I make the dataset this way. But other code here I upload as it is.

model = GRU_Model(num_inputs=1, num_hidden=5, num_layers=1, num_outputs=4)
model.to(device)
def data_pep(df, feat_col_idx, target_col_idx, seq_len=100):
    X_out = []
    y_out = []
    X = df[:, feat_col_idx]
    y = df[:, target_col_idx]

    start_idx = 0
    end_idx = seq_len
    length = len(df)

    while end_idx <= length:
        X_seq = X[start_idx:end_idx].reshape(seq_len, -1, 1)
        y_seq = y[end_idx-1].reshape(-1, 1)
        X_out.append(X_seq)
        y_out.append(y_seq)
        start_idx += seq_len
        end_idx += seq_len

    X_out = np.array(X_out)
    y_out = np.array(y_out)
    
    return X_out, y_out
from torch.utils.data import DataLoader, Dataset

class CustomDataset(Dataset):
    def __init__(self, X, y):
        self.X = X
        self.y = y
        
    def __len__(self):
        return len(self.X)
    
    def __getitem__(self, idx):
        X_item = self.X[idx]
        y_item = self.y[idx]
        return X_item, y_item
def train_one_epoch(model, train_loader, optimizer, device, criterion):
    """Train model for one epoch and return the mean train_loss."""
    model.train()
    running_loss_train = 0
    for inputs, labels in train_loader:
        labels = labels.type(torch.LongTensor)
        inputs = inputs.type(torch.cuda.FloatTensor)
        #labels = labels.type(torch.cuda.FloatTensor)
        inputs, labels = inputs.to(device=device), labels.to(device=device)
        optimizer.zero_grad()
        outputs = model(inputs)
        loss = criterion(outputs, labels)
        loss.backward()
        optimizer.step()
        running_loss_train += loss.item()
    train_loss = running_loss_train / len(train_loader.dataset)
    return train_loss
def validate(model, valid_loader, device, criterion):
    """Validate model and return the accuracy and mean loss."""
    model.eval()
    correct = 0
    running_loss_val = 0
    with torch.no_grad():
        for inputs, labels in valid_loader:
            labels = labels.type(torch.LongTensor)
            inputs = inputs.type(torch.cuda.FloatTensor)
            #labels = labels.type(torch.cuda.FloatTensor)
            inputs, labels = inputs.to(device=device), labels.to(device=device)
            outputs = model(inputs)
            loss = criterion(outputs, labels)
            pred = outputs.argmax(dim=1)
            correct += pred.eq(labels).sum().item()
            running_loss_val += loss.item()
    val_acc = correct / len(valid_loader.dataset)
    val_loss = running_loss_val / len(valid_loader.dataset)
    return val_acc, val_loss
def fit(model, train_loader, valid_loader, learning_rate, num_epochs):
    criterion = nn.CrossEntropyLoss(reduction='sum')
    optimizer = optim.Adam(model.parameters(), lr=learning_rate)
    es = EarlyStopping(mode='min', path='./x.pth', patience=10)
    model = model.to(device)
    scheduler = ExponentialLR(optimizer, gamma=0.1)

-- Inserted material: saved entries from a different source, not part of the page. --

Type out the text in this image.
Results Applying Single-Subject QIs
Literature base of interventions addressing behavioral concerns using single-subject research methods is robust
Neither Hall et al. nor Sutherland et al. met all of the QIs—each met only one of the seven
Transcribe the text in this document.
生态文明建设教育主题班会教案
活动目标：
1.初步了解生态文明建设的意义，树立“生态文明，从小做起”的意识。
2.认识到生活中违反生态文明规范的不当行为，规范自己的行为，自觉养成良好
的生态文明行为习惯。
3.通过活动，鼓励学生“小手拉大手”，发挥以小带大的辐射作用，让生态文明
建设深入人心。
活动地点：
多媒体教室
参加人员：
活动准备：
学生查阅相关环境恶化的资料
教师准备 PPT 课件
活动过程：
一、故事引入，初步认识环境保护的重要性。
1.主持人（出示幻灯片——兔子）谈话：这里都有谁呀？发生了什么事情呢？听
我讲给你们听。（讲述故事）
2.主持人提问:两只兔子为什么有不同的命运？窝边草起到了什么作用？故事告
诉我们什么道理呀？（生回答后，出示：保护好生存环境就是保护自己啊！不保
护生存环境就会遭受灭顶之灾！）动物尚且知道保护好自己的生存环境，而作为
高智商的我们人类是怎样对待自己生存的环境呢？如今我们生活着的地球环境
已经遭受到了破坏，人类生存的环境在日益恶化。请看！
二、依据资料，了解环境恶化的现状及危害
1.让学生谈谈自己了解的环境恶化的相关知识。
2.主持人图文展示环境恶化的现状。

    for epoch in range(1, num_epochs + 1):
        train_loss = train_one_epoch(model, train_loader, optimizer, device, criterion)
        val_acc, val_loss = validate(model, valid_loader, device, criterion)
        scheduler.step()
        print(f'Epoch {epoch:2}/{num_epochs}',
              f'train loss: {train_loss:.4f}',
              f'val loss: {val_loss:.4f}',
              f'val acc: {val_acc:.2%}',
              sep=' | '
             )
        if es(val_loss, model):
            break

Your initial code works fine for me:

device = "cpu"
model = GRU_Model(1, 1, 1, 1)

netD = model.to(device) # move the model to the same device as the input tensor
x = torch.zeros(100, 2, 1).to(device) # create a dummy input tensor on the same device
out = netD(x)
print("out shape:", out.shape)
# out shape: torch.Size([100, 1])
make_dot(out, params=dict(netD.named_parameters()))

and returns a valid output so I would need more information how to reproduce the issue and where the error is raised from.

1 Like

@ptrblck Actually I tried to find the problem but I could not find out. For that reason I restarted to build the model now it worked. Thanks for your help.